Renzi: manovra d'autunno a base di tagli alla spesa

Venerdì 8 Agosto 2014
ROMA - Il giorno dopo l'assunzione di responsabilità per il crollo del Pil, il premier Matteo Renzi cerca la via d'uscita: «Non vedo lo scenario e i rischi del 2011, non vedo lettere della Bce in arrivo, non falliremo, è un'ipotesi che non esiste. Con buona pace di gufi e sciacalli l'Italia non è finita», assicura il premier determinato a difendere, una ad una, le riforme del governo, da quella del Senato, ormai in porto, a quelle in itinere garantendo che in autunno la legge di Stabilità sarà «una manovra di tagli alla spesa» anche perché con una spending review da 16 miliardi «resteremmo ampiamente sotto il 3%».
C'è un'immagine, che il premier, ospite di la 7, sceglie per dimostrare che lui è ancora impegnato «a cambiare verso»: lo Sblocca-Italia, il provvedimento di snellimento burocratico che il governo approverà a fine agosto per aprire cantieri e chiudere opere infinite. Negando l'immagine dell'uomo solo al comando - «con Padoan litighiamo solo di calcio» - e ammettendo errori anche da parte sua, Renzi punta a amalgamare la squadra e accelerare le riforme, concorde con Mario Draghi, presidente della Bce, sul fatto che «dobbiamo rimettere in ordine l'Italia». Il premier non vede «affondi» di Draghi contro il governo, ma affermazioni «sacrosante» compresa quella sulla necessaria cessione di sovranità che «Draghi non ha riferito all'Italia, ma a tutti gli Stati Ue» per rilanciare la crescita. C'è molto da fare, sa il presidente del Consiglio, anche perché a lui è toccato il secondo trimestre consecutivo di crescita negativa, la recessione tecnica, ma di fatto «dalla recessione non siamo mai usciti tecnicamente - sottolinea - anche se siamo sempre la seconda manifattura d'Europa».
Alla vigilia del via libera in prima lettura alla riforma del Senato, il premier evidenzia che al di là dei contenuti «non ce n'è per nessuno» e che «per la prima volta la politica non chiede sacrifici alla gente ma a sè stessa». Mentre gli 80 euro, simbolo finora della politica economica del governo, «sono un atto di giustizia» e non la colpa della mancata crescita, che Renzi conferma per il 2015 quando saranno 10-11 i miliardi destinati al bonus Irpef.

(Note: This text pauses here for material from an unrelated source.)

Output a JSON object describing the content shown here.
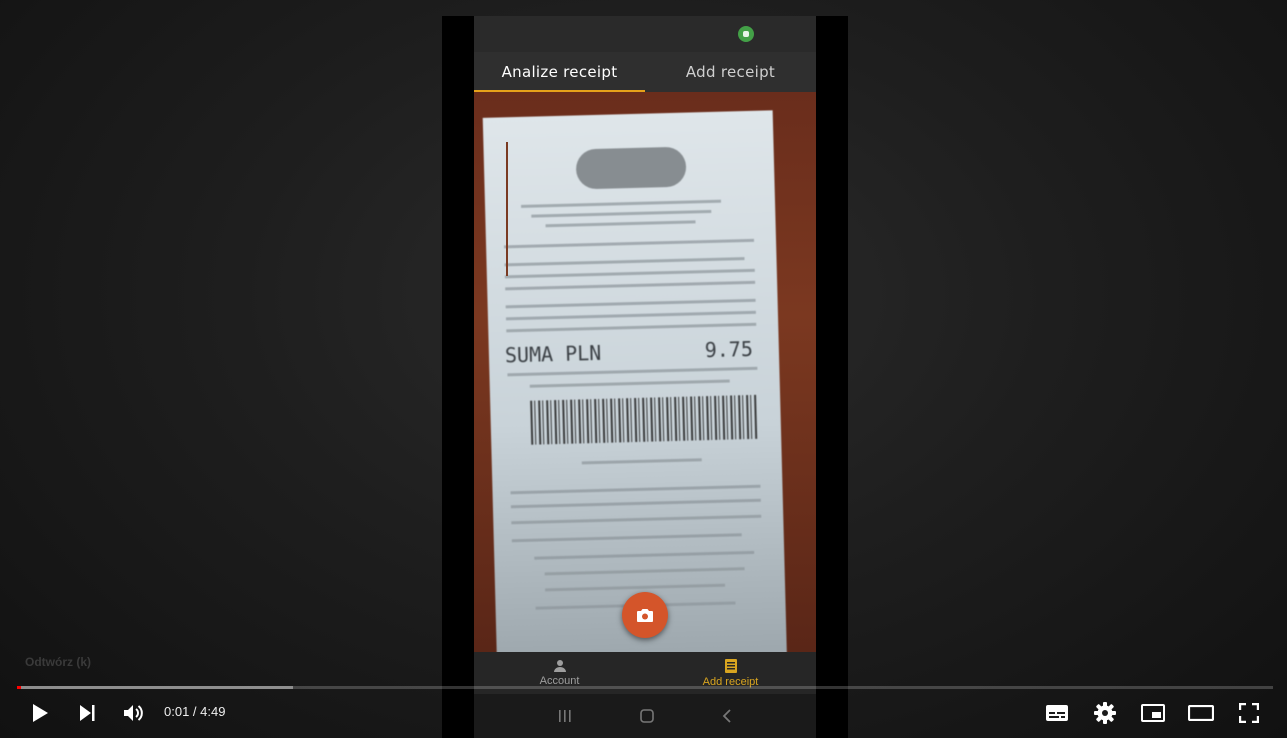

Alla scuola il premier assicura un miliardo per il prossimo anno e nega aumenti di tasse. Le risorse? Con la spending, per ora solo «iniziata ma non ancora abbastanza», si cercheranno 16 miliardi, «ampiamente» sufficienti per restare nei parametri Ue. Il premier torna anche sulla partita delle nomine alla Commissione di Bruxelles, fiducioso di riuscire a mandare il ministro degli Esteri, Mogherini, sulla poltrona di Alto rappresentante per la politica di sicurezza comune.

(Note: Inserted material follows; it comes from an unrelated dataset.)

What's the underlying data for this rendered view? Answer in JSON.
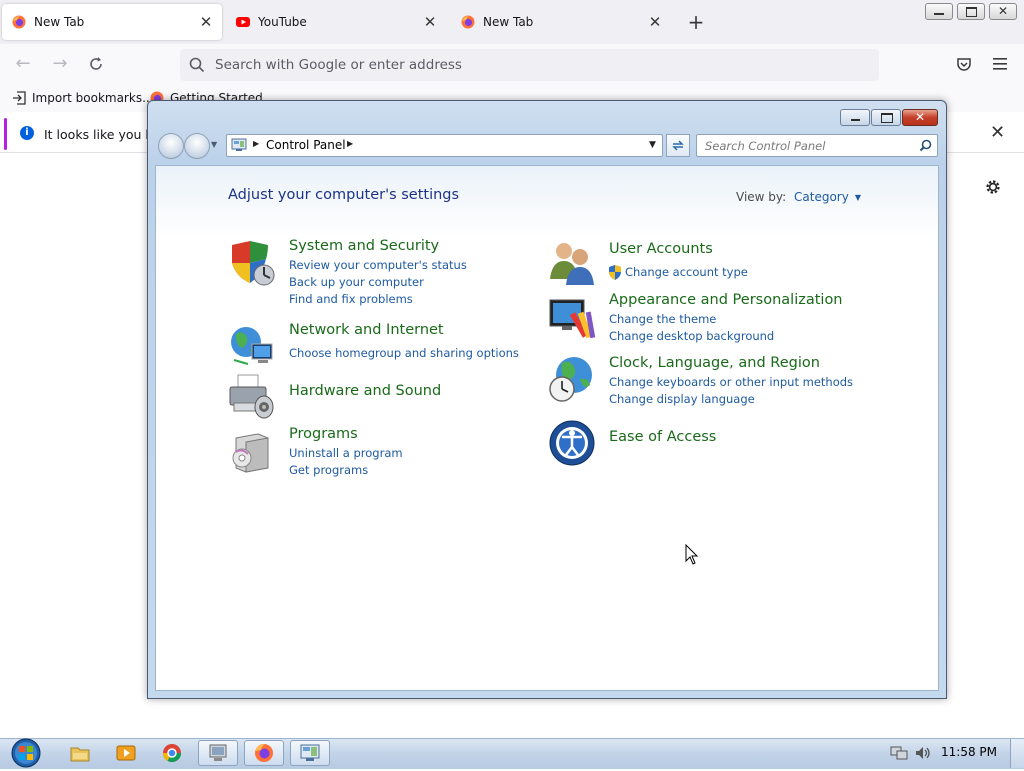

Anche il ministro dell'Economia, Pier Carlo Padoan, ha approfittato dell'informativa alla Camera sulla spending review per precisare la sua posizione dopo le polemiche per il dato decisamente negativo sul Pil nel secondo trimestre (-0,2% e conseguente recessione tecnica) e sui rilievi arrivati sulla scarsa efficacia del bonus («l'operato del governo non si può valutare in pochi mesi, anche sul bonus 80 euro è presto per dare giudizi»). Il titolare del Tesoro chiarisce: «La revisione della spesa è e resta al centro della strategia del governo. È indispensabile per il raggiungimento degli obiettivi di crescita e della sostenibilità della finanza pubblica». Quelle che arrivano dal commissario Cottarelli o da altri organismi sono «indicazioni di opzioni tecniche» su cui poi il governo assumerà le sue decisioni. Insomma, l'ormai famosa spending review deve essere efficiente anche perché viceversa si andrebbe alla «revisione delle agevolazioni e delle detrazioni fiscali per garantire un miglioramento dei conti pubblici di 3 miliardi nel 2015, 7 nel 2016 e 10 nel 2017». In attesa di una «ripresa più decisa e sostenuta che le ultime previsioni collocano nel 2015 e oltre».